Labour leader Jim Larkin often stated that the roots of the Irish Citizen Army stemmed from Cork City. It was during the 1908/09 coal porters and dockers strike that the labour movement militarised when a workers defence force was established to protect the strikers from the batons of the peelers.
Uniform of the Irish Citizen Army
The business men affected by the strike established the Employers Federation and set about locking out the striking workers. This lock out which lasted from 1909 to 1908 was the first lock out, (before the more infamous one in 1913 Dublin) and some call it "D'real Lockout!"
Newspaper of the Citizen Army, edited by Cathal O'Shannon who lodged upstairs at the Wallace Sisters Shop, Cork City.
The Irish Citizen Army first fully organised a Cork branch in 1914. From its roots in 1909 as a simple workers defence group armed with just sticks, it was now a force to be reckoned with as seen in the advertisment in the Irish Worker newspaper:
REBELCORK!
YOUR COUNTRY NEEDS YOU!!
JOIN THE IRISH CITIZEN ARMY, CAPTAIN MACKEY SECTION.
4 MERCHANTS QUAY CORK.
LIVE & DIE IN IRELAND.
LEARN TO SHOOT STRAIGHT, THE CAPTAIN MACKEY RIFLE RANGE IS NOW OPEN AT ABOVE ADDRESS WHERE MEN ARE TRAINED FOR IRELAND AND IRELAND ONLY!
The Cork branch of the Irish Citizen Army was named after the Fenian Captain Mackey who led a daring raid on a British military martello tower in Cork harbour in 1867, and later died in an explosion on the River Thames London.
Drilling and rifle practise took place at No.4 Merchants Quay on Tuesdays and Friday nights and Sunday afternoons.
Merchants Quay today.
Thomas "Corkie" Walsh was one famous Cork member of the Irish Citizen Army.
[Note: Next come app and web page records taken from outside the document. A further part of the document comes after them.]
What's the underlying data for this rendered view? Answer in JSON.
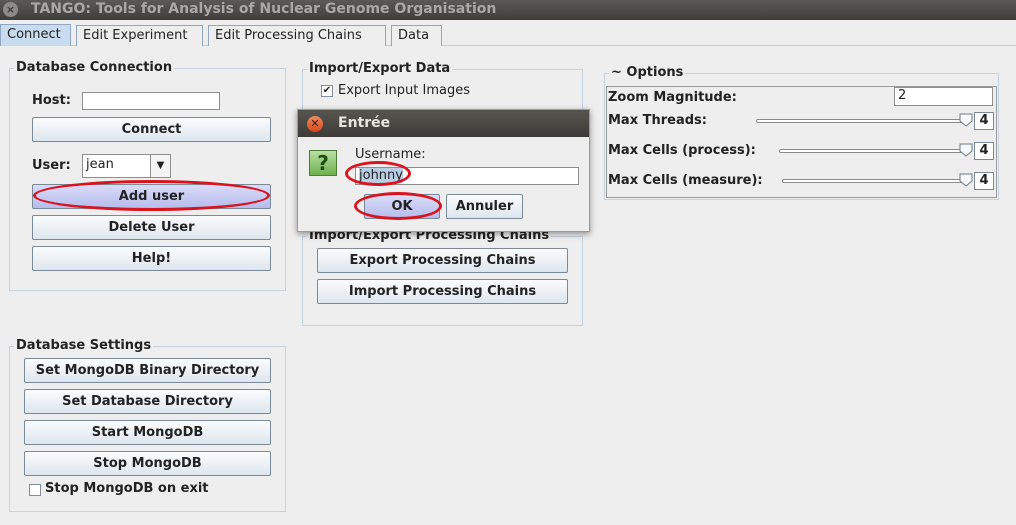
{
  "window": {
    "title": "TANGO: Tools for Analysis of Nuclear Genome Organisation",
    "close_glyph": "×"
  },
  "tabs": [
    {
      "label": "Connect",
      "active": true
    },
    {
      "label": "Edit Experiment"
    },
    {
      "label": "Edit Processing Chains"
    },
    {
      "label": "Data"
    }
  ],
  "db_connection": {
    "title": "Database Connection",
    "host_label": "Host:",
    "host_value": "",
    "connect_label": "Connect",
    "user_label": "User:",
    "user_value": "jean",
    "add_user_label": "Add user",
    "delete_user_label": "Delete User",
    "help_label": "Help!"
  },
  "import_export": {
    "title": "Import/Export Data",
    "export_images_label": "Export Input Images",
    "export_images_checked": true
  },
  "processing_chains": {
    "title": "Import/Export Processing Chains",
    "export_label": "Export Processing Chains",
    "import_label": "Import Processing Chains"
  },
  "db_settings": {
    "title": "Database Settings",
    "binary_dir_label": "Set MongoDB Binary Directory",
    "db_dir_label": "Set Database Directory",
    "start_label": "Start MongoDB",
    "stop_label": "Stop MongoDB",
    "stop_on_exit_label": "Stop MongoDB on exit",
    "stop_on_exit_checked": false
  },
  "options": {
    "title": "~ Options",
    "zoom_label": "Zoom Magnitude:",
    "zoom_value": "2",
    "threads_label": "Max Threads:",
    "threads_value": "4",
    "cells_process_label": "Max Cells (process):",
    "cells_process_value": "4",
    "cells_measure_label": "Max Cells (measure):",
    "cells_measure_value": "4"
  },
  "dialog": {
    "title": "Entrée",
    "icon_glyph": "?",
    "prompt_label": "Username:",
    "input_value": "johnny",
    "ok_label": "OK",
    "cancel_label": "Annuler"
  },
  "colors": {
    "highlight": "#d8141f",
    "selection": "#c8dcf0",
    "add_user_button": "#c4c8f0"
  }
}
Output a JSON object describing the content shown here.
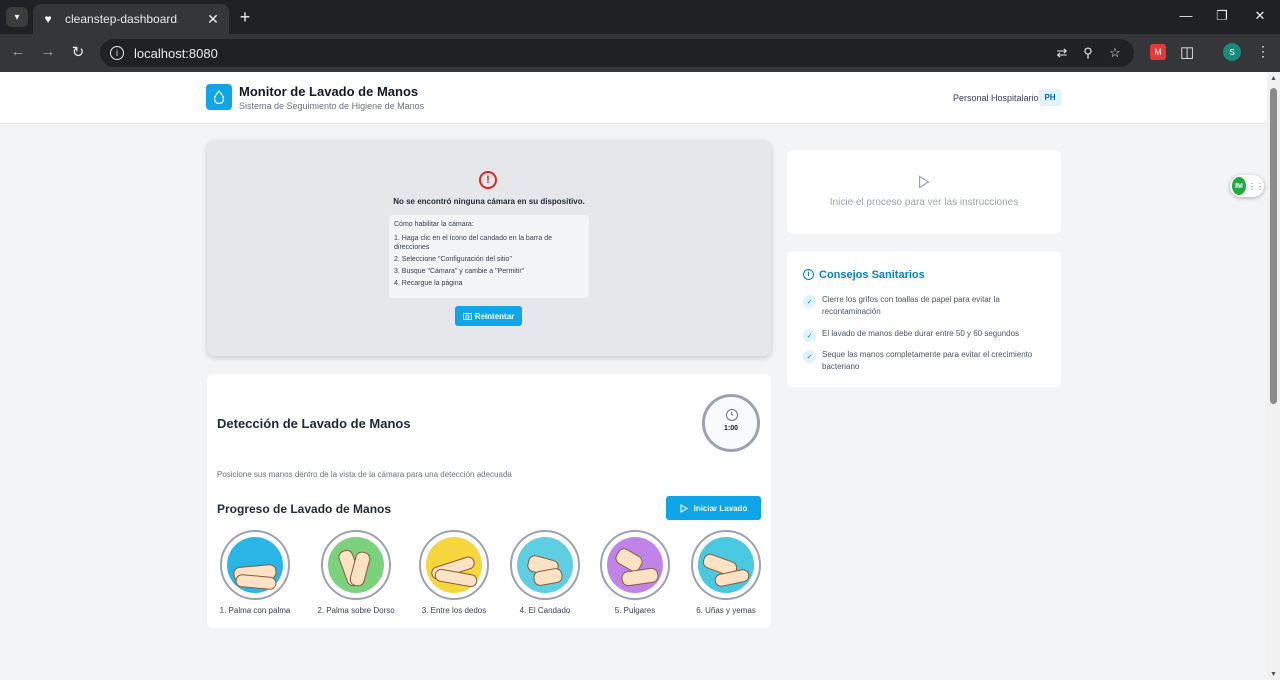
{
  "browser": {
    "tab_title": "cleanstep-dashboard",
    "url": "localhost:8080",
    "profile_initial": "S"
  },
  "header": {
    "title": "Monitor de Lavado de Manos",
    "subtitle": "Sistema de Seguimiento de Higiene de Manos",
    "role": "Personal Hospitalario",
    "role_badge": "PH"
  },
  "camera": {
    "error_message": "No se encontró ninguna cámara en su dispositivo.",
    "instructions_title": "Cómo habilitar la cámara:",
    "steps": [
      "1. Haga clic en el ícono del candado en la barra de direcciones",
      "2. Seleccione \"Configuración del sitio\"",
      "3. Busque \"Cámara\" y cambie a \"Permitir\"",
      "4. Recargue la página"
    ],
    "retry_label": "Reintentar"
  },
  "detection": {
    "title": "Detección de Lavado de Manos",
    "timer": "1:00",
    "hint": "Posicione sus manos dentro de la vista de la cámara para una detección adecuada",
    "progress_title": "Progreso de Lavado de Manos",
    "start_label": "Iniciar Lavado",
    "steps": [
      {
        "label": "1. Palma con palma",
        "bg": "#29b6e6"
      },
      {
        "label": "2. Palma sobre Dorso",
        "bg": "#7cd17c"
      },
      {
        "label": "3. Entre los dedos",
        "bg": "#f5d63d"
      },
      {
        "label": "4. El Candado",
        "bg": "#5ecfe0"
      },
      {
        "label": "5. Pulgares",
        "bg": "#c084e8"
      },
      {
        "label": "6. Uñas y yemas",
        "bg": "#48c9e0"
      }
    ]
  },
  "instructions_panel": {
    "text": "Inicie el proceso para ver las instrucciones"
  },
  "tips": {
    "title": "Consejos Sanitarios",
    "items": [
      "Cierre los grifos con toallas de papel para evitar la recontaminación",
      "El lavado de manos debe durar entre 50 y 60 segundos",
      "Seque las manos completamente para evitar el crecimiento bacteriano"
    ]
  },
  "colors": {
    "accent": "#0ea5e9",
    "error": "#dc2626"
  }
}
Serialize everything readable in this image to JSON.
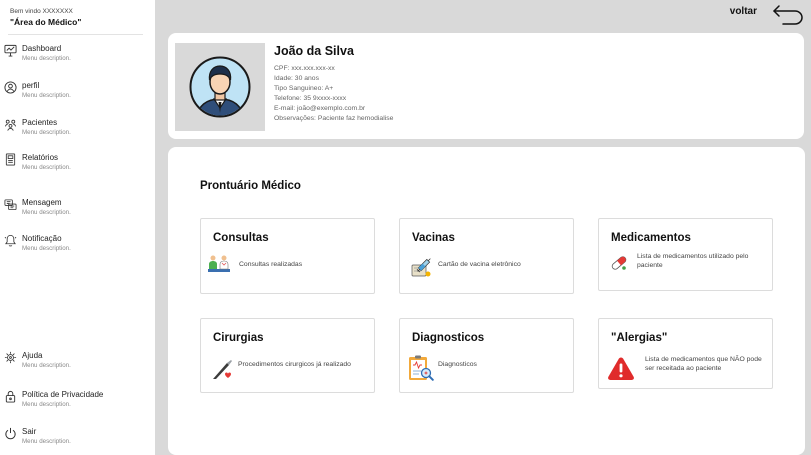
{
  "sidebar": {
    "welcome": "Bem vindo XXXXXXX",
    "area_title": "\"Área do Médico\"",
    "items": [
      {
        "label": "Dashboard",
        "description": "Menu description."
      },
      {
        "label": "perfil",
        "description": "Menu description."
      },
      {
        "label": "Pacientes",
        "description": "Menu description."
      },
      {
        "label": "Relatórios",
        "description": "Menu description."
      },
      {
        "label": "Mensagem",
        "description": "Menu description."
      },
      {
        "label": "Notificação",
        "description": "Menu description."
      },
      {
        "label": "Ajuda",
        "description": "Menu description."
      },
      {
        "label": "Política de Privacidade",
        "description": "Menu description."
      },
      {
        "label": "Sair",
        "description": "Menu description."
      }
    ]
  },
  "header": {
    "back_label": "voltar"
  },
  "patient": {
    "name": "João da Silva",
    "cpf": "CPF: xxx.xxx.xxx-xx",
    "idade": "Idade: 30 anos",
    "tipo_sanguineo": "Tipo Sanguineo: A+",
    "telefone": "Telefone: 35 9xxxx-xxxx",
    "email": "E-mail: joão@exemplo.com.br",
    "observacoes": "Observações: Paciente faz hemodialise"
  },
  "records": {
    "title": "Prontuário Médico",
    "cards": [
      {
        "title": "Consultas",
        "description": "Consultas  realizadas"
      },
      {
        "title": "Vacinas",
        "description": "Cartão de vacina eletrônico"
      },
      {
        "title": "Medicamentos",
        "description": "Lista de medicamentos utilizado pelo paciente"
      },
      {
        "title": "Cirurgias",
        "description": "Procedimentos cirurgicos já realizado"
      },
      {
        "title": "Diagnosticos",
        "description": "Diagnosticos"
      },
      {
        "title": "\"Alergias\"",
        "description": "Lista de medicamentos que NÃO pode ser receitada ao paciente"
      }
    ]
  },
  "icons": {
    "sidebar": [
      "dashboard-icon",
      "profile-icon",
      "patients-icon",
      "reports-icon",
      "message-icon",
      "notification-icon",
      "help-icon",
      "privacy-lock-icon",
      "power-icon"
    ],
    "cards": [
      "doctor-consultation-icon",
      "vaccine-syringe-icon",
      "medicine-capsule-icon",
      "surgery-scalpel-icon",
      "diagnosis-clipboard-icon",
      "allergy-warning-icon"
    ]
  },
  "colors": {
    "background": "#d9d9d9",
    "panel": "#ffffff",
    "alert_red": "#e02b2b",
    "avatar_blue": "#2f4e7a"
  }
}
He was a stonemanson by trade and brother in law of Thomas MacCurtain, the Sinn Fein Lord Mayor of Cork murdered by the RIC in 1920.
"Corkie" Walsh.
During Easter Week 1916 Walsh was part of the Dublin City Hall garrison. Following the Easter Rising, "Corkie" was sent to Frongoch with the other arrested rebels but while he was there his health declined.
The grave of Walsh in St Finbarrs Cemetery.
Walsh was released in 1917 but in poor health. He died from pneumonia in March 1918 at the age of just 36.
The Wallace sisters , Shelia and Nora, were well known Republicans and Labour activists on Leeside. They were also memebers of the Irish Citizen Army. They ran a small newsagents shop at St. Augustine Street where the likes of James Connolly and Countess Markievicz would pay a visit to anytime they were in Cork. They sold labour and republican pamplets and newspapers. They also organised parades and rallies such as May Day workers day.
The Wallace sisters organised the womens and youth section of the Cork Irish Citizen Army until 1921 when they, and other Cork Citizen Army members joined the IRA's fight against imperial rule.
The Wallce Sisters shop.
The old Connolly Hall, (the large red brick building)
The large red brick building on the Lower Glanmire Road was named Connolly Hall and remained the HQ for the Cork Labour movement for over 50 years.
In May 1923 Jim Larkin, freshly released from New York's Sing Sing Prison, made a welcoming return to Cork with an event held in his honur at Connolly Hall. When he arrived at the train station (Kent Station) he was met by a number of bands and many supporters who walked him the short distance to Connolly Hall. Because the crowd was so large, not everyone could fit inside the buidling so, Big Jim Larkin did what he did best - he gave a rousing speech from a top floor window to those gathered on the Lower Glanmire road.